The paper outlines a set of best practices for dealing with contaminated soils. You should always:
- Wash fruits and vegetables from your garden. Also wash your hands and don’t wear shoes in the house.
- Compost, compost, compost! Compost dilutes the overall amount of lead in soil and encourages healthy plant growth which also dilutes the (usually small) amount of lead a plant will uptake. Apply compost annually since it breaks down over time.
- Plant away from painted surfaces of old (lead paint era) buildings.
Some other things to consider especially if you garden with children under 5 years old:
- Don’t eat a lot of carrots, radishes, redbeets or turnips grown in contaminated soil. The edible portion of these plants consist of xylem tissue that traps lead (potatoes are OK since they are phloem fed). That said, you’d have to eat a lot of contaminated root vegetables to elevate lead levels in your blood.
- Adding phosphorus fertilizers will decrease the bioavailability of lead.

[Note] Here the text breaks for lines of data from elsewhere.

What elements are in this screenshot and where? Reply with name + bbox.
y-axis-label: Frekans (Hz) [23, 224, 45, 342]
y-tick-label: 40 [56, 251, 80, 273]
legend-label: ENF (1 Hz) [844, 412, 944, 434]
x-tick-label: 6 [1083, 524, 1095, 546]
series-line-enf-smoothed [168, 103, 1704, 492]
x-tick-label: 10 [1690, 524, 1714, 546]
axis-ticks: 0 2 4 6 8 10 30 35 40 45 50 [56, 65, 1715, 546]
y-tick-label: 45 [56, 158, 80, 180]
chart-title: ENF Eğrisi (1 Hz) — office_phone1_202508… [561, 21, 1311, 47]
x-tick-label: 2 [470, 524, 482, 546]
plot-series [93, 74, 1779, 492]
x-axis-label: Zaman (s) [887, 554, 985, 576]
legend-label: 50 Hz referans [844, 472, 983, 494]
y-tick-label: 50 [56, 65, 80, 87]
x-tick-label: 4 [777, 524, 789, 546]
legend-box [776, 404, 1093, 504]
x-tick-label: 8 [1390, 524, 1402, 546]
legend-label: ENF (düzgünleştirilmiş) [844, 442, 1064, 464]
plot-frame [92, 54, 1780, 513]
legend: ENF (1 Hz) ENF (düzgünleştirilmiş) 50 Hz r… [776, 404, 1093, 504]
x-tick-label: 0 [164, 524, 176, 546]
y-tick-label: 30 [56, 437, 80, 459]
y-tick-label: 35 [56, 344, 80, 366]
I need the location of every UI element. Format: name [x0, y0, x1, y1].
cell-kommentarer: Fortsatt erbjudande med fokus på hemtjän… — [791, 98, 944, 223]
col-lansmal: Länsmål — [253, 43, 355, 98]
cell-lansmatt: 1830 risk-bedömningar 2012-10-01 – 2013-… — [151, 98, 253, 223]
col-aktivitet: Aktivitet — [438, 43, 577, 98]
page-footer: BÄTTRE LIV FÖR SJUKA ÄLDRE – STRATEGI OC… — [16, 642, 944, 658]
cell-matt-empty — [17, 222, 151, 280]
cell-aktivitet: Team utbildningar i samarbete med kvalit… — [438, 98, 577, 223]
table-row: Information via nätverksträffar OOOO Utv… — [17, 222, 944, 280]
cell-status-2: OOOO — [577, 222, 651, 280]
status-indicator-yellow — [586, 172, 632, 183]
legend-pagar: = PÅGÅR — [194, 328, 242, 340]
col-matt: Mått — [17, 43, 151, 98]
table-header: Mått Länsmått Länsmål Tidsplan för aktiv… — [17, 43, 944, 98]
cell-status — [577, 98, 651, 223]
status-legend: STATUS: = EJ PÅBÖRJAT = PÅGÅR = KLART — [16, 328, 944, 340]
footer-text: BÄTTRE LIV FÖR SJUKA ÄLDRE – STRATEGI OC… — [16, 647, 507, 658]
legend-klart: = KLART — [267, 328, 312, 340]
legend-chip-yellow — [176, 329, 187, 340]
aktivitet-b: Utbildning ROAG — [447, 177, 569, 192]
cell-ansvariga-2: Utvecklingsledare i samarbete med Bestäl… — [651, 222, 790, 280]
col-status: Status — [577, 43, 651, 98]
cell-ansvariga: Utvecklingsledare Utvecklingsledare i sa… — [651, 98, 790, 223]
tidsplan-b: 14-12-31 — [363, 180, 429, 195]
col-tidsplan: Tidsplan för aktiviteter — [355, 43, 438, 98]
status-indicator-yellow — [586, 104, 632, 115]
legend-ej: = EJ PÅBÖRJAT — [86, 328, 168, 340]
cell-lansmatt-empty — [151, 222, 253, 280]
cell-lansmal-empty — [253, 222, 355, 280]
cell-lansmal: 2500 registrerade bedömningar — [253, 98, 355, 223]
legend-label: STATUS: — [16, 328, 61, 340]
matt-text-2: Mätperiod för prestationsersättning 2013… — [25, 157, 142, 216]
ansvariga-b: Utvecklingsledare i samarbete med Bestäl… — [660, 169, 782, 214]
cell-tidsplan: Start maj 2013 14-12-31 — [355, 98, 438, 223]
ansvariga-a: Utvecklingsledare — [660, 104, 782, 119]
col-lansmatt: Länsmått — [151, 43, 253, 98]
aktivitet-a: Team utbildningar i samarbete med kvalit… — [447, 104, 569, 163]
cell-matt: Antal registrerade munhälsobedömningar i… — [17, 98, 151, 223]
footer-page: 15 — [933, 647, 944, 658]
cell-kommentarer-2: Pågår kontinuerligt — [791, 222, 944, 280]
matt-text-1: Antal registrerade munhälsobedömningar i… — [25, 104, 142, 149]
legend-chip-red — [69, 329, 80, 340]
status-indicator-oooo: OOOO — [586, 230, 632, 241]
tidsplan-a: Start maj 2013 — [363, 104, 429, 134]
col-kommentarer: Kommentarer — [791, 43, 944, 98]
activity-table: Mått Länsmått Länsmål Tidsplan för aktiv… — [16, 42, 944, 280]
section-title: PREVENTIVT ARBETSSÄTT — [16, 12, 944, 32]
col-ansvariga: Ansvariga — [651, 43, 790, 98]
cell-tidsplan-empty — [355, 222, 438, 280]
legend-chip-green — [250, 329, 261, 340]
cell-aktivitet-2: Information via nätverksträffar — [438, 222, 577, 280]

- In general root vegetables uptake the most lead, leafy greens less and fruit almost none.
- The most conservative approach is to grow in raised beds.
The main concern is for children under 5 years old. If your soil tests high in lead and you have young ones you should consider doing your edible gardening in raised beds and limit their exposure to garden soils to a few times a month. Mulch and ground covers will also decrease lead exposure in the other parts of your yard.
The paper concludes that for older children and adults, “There is little indication that growing or eating food from urban gardens will result in high Pb (lead) exposure.”